Implement Pre-order Traversal of a Binary Tree

problem-solving
Published

May 6, 2024

Pre-order traversal is one of the fundamental ways to traverse a binary tree. Understanding it is important for anyone working with tree data structures in computer science. This post will explain pre-order traversal and provide Python code examples to implement it.

Understanding Pre-order Traversal

Pre-order traversal follows a specific pattern: it visits the root node first, then recursively traverses the left subtree, and finally, recursively traverses the right subtree. The order of visitation is always: Root, Left, Right.

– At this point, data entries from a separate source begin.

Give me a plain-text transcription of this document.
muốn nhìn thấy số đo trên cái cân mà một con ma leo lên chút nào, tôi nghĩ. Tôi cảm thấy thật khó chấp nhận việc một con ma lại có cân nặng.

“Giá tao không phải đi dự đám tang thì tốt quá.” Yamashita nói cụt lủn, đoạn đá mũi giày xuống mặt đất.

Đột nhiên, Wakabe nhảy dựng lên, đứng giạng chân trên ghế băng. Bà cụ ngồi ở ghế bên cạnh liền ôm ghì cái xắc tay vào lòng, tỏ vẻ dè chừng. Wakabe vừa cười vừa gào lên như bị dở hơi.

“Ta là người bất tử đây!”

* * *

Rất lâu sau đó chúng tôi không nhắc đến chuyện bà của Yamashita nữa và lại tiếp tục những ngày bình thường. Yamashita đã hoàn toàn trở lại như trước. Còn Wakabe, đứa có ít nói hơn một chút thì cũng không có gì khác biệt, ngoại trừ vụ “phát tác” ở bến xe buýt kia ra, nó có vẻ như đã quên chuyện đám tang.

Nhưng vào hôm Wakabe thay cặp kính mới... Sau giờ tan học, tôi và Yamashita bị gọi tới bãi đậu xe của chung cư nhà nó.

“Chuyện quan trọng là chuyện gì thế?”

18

Let’s visualize this with an example:

     1
    / \
   2   3
  / \
 4   5

A pre-order traversal of this tree would yield the sequence: 1, 2, 4, 5, 3.

Python Implementation: Recursive Approach

The most straightforward way to implement pre-order traversal is using recursion. This elegantly mirrors the recursive nature of the tree itself.

class Node:
    def __init__(self, data):
        self.data = data
        self.left = None
        self.right = None

def preorder_recursive(node):
    if node:
        print(node.data, end=" ")  # Visit the root
        preorder_recursive(node.left)  # Traverse left subtree
        preorder_recursive(node.right) # Traverse right subtree

# Example usage:
root = Node(1)
root.left = Node(2)
root.right = Node(3)
root.left.left = Node(4)
root.left.right = Node(5)

print("Pre-order traversal (recursive):")
preorder_recursive(root)  # Output: 1 2 4 5 3

Python Implementation: Iterative Approach

While recursion is often preferred for its readability, an iterative approach using a stack can also be used. This can be beneficial for very deep trees to avoid potential stack overflow errors.

def preorder_iterative(node):
    if node is None:
        return

    stack = [node]
    while(len(stack) > 0):
        node = stack.pop()
        print(node.data, end=" ")

        if node.right is not None:
            stack.append(node.right)
        if node.left is not None:
            stack.append(node.left)

#Example Usage (using the same root node from the recursive example):
print("\nPre-order traversal (iterative):")
preorder_iterative(root) # Output: 1 2 4 5 3

Both the recursive and iterative approaches achieve the same result: a pre-order traversal of the binary tree. Choose the method that best suits your needs and coding style. The recursive approach is generally easier to understand, while the iterative approach might offer performance advantages in certain scenarios.